On Wednesday, 16 January, the Parliamentary Commission of Finance has approved the Mobility Budget. This is one of the last steps before the Mobility Budget can finally enter into force. If the Commission on Social Matters approves it as well then the Parliament will give the final green light in plenary session in February and will the Mobility Budget enter into force as of the first of March 2019.

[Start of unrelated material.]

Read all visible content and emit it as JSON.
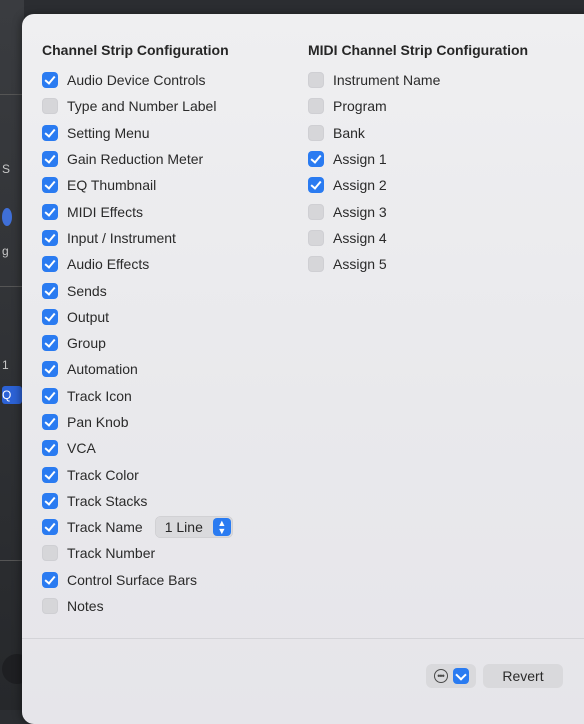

The main goal of the Mobility Budget is to offer sustainable means of transportation that are at the same time attractive from a tax point of view. If offered by the employer, the employee may choose to change his/her car in exchange for a budget based on the Total Cost of Ownership of the car handed in. With that budget he or she can choose a more eco-friendly car, sustainable means of transportation (use of bicycle, public transport, car sharing etc… but also certain costs for living closer than 5km from work) or a cash payment. A combination of these 3 pillars is possible. More information about the Mobility Budget can be found in our previous newsflash.
Cash for car
Note that there are some changes in the pipeline on the cash for car or Mobility Allowance as well. For example for new hires the waiting period of one year will be abolished and in case of a change of function, the employee may be entitled to a different Mobility Allowance based on a higher (or lower) category of company car linked to his/her new function. The Parliamentary Commission of Finance will discuss these changes soon.